Anggota Komisi I DPR RI, Nurul Arifin, mendorong keterlibatan lintas institusi, termasuk TNI dan Polri, untuk membantu Basarnas dalam operasi pencarian lima wartawan nan lenyap kontak di perairan sekitar Gunung Anak Krakatau, Selat Sunda.
Nurul mengingatkan bahwa dalam situasi darurat musibah alam, koordinasi sigap antar-aparat absolut diperlukan demi menyelamatkan nyawa para wartawan nan bertugas.
“Pertama tugas pencarian orang lenyap di wilayah musibah adalah SAR dan Basarnas,” kata Nurul saat dihubungi, Rabu (9/9).
“Dalam situasi nan diperlukan tentu saja TNI dan Polri dan semua lembaga nan mengenai dengan orang lenyap dapat berkordinasi untuk menemukan dan menyelamatkan mereka nan hilang,” sambungnya.

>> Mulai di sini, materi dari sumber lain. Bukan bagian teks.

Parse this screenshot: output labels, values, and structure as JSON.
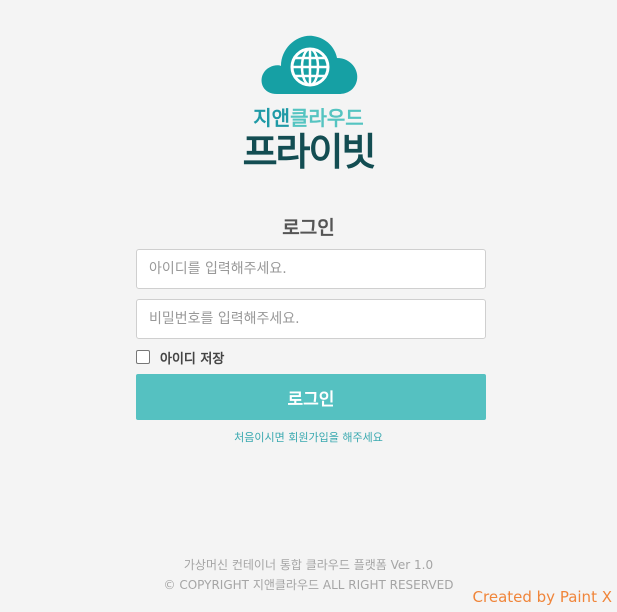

Nurul pun berambisi operasi pencarian campuran nan tengah berjalan membuahkan hasil terbaik.
“Harapan saya kelima wartawan nan lenyap dari kontak, dapat segera ditemukan dan semua dalam keadaan sehat,” tuturnya.
Di sisi lain, politikus Partai Golkar ini menyoroti aspek mitigasi dan keselamatan awak media saat bekerja meliput situasi krisis. Ia mengingatkan bahwa Dewan Pers telah mempunyai izin unik nan mengatur pedoman keselamatan wartawan di medan berbahaya.
“Sudah ada peraturan Dewan Pers tentang peliputan di wilayah bencana, Peraturan Dewan Pers No. 03/Peraturan-DP/IV/2024,” ungkap Nurul.
Menyambung itu, dirinya menegaskan setiap tahapan peliputan mulai dari persiapan hingga berada di lapangan kudu berorientasi pada perlindungan diri, lantaran keselamatan jiwa berada di atas segalanya.
“Sebelum berangkat, saat berada di lokasi, dan etika dalam peliputan. Di atas semua itu keselamatan wartawan kudu diutamakan,” pungkasnya.